Teachers anxiously await the school bell every year on the first day.
"I really think I cried every day after school my first year and I thought, 'What have I done?' It was so hard, but I learned students need structure, and now my students are great," said Wendy Miller, another health sciences teacher at Lenoir City High School.
Miller and Crook worked right through the summer this year.
"In my free time, I'm working on curriculum, working on professional development, working on lesson plans," said Crook.
Miller said her summer was just as busy.
"A huge majority of the summer. A huge majority. Because the many of the standards we teach, I did not learn in college. A lot of it. So it's a lot of preparation on our part," said Miller.
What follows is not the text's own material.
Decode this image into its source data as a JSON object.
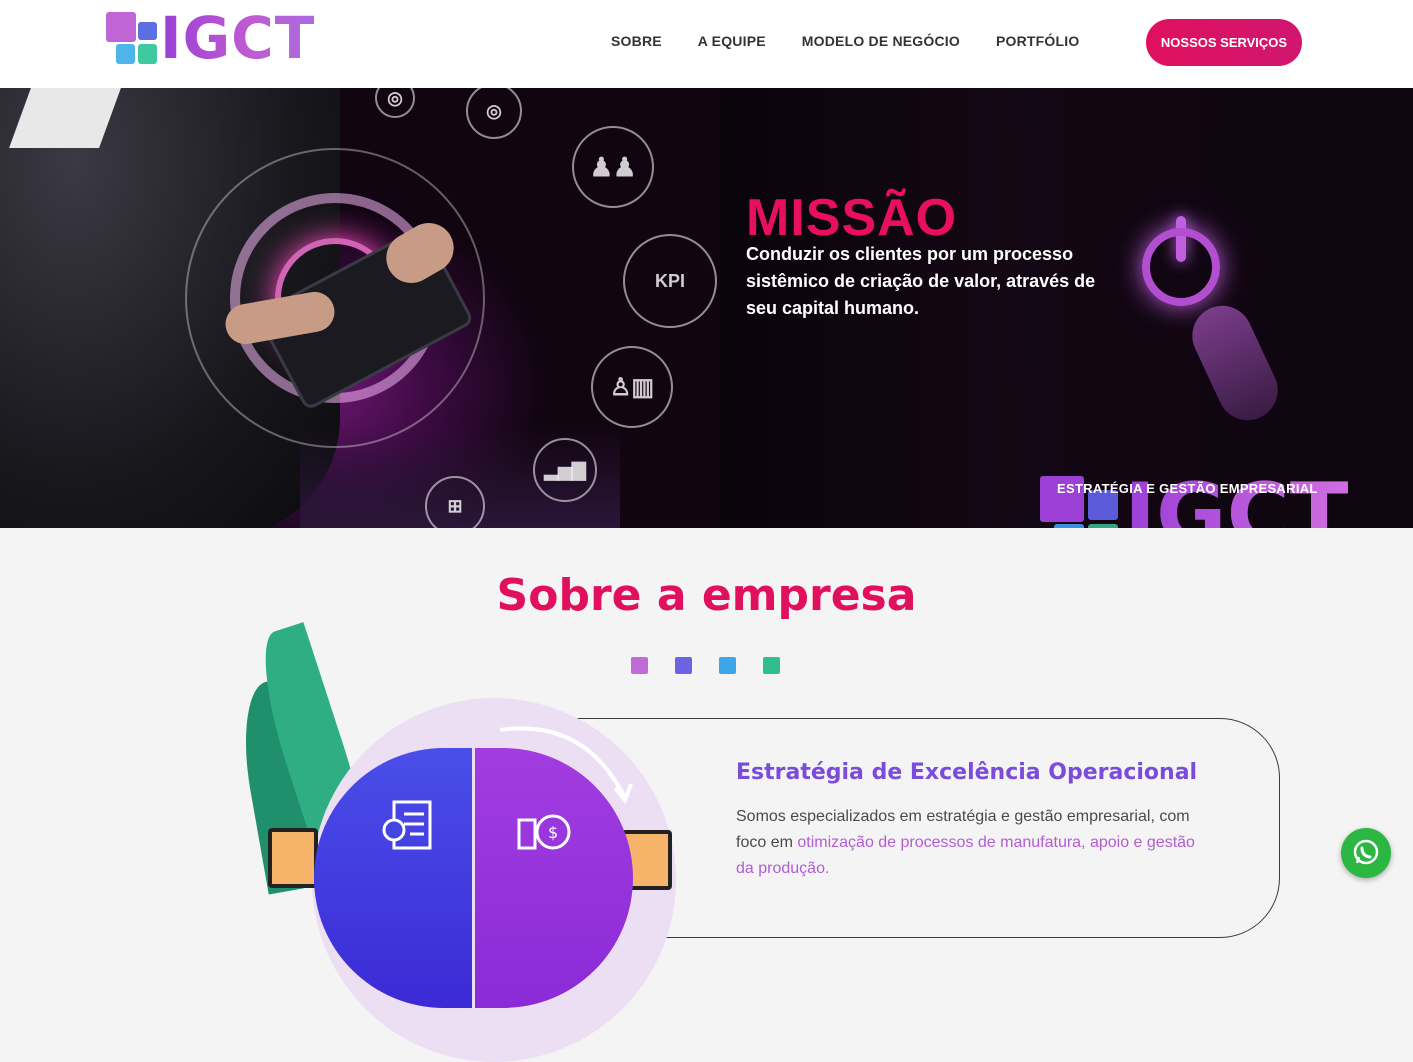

It's not just the lesson plans teachers work on. Homey touches, like lamps and flowers, create a better environment and lab supplies enhance the learning experience. These extra touches do cost money and average the cost between Miller and Crook is almost $2,000 per year.
"Sometimes it's not all about being their teacher, but being a mentor and someone that they can go to," said Crook.
The financial burden and energy don't stop after the first day of class. Crook and Miller said several teachers in their school buy yearbooks for seniors who can't afford them or Christmas gifts for those going without.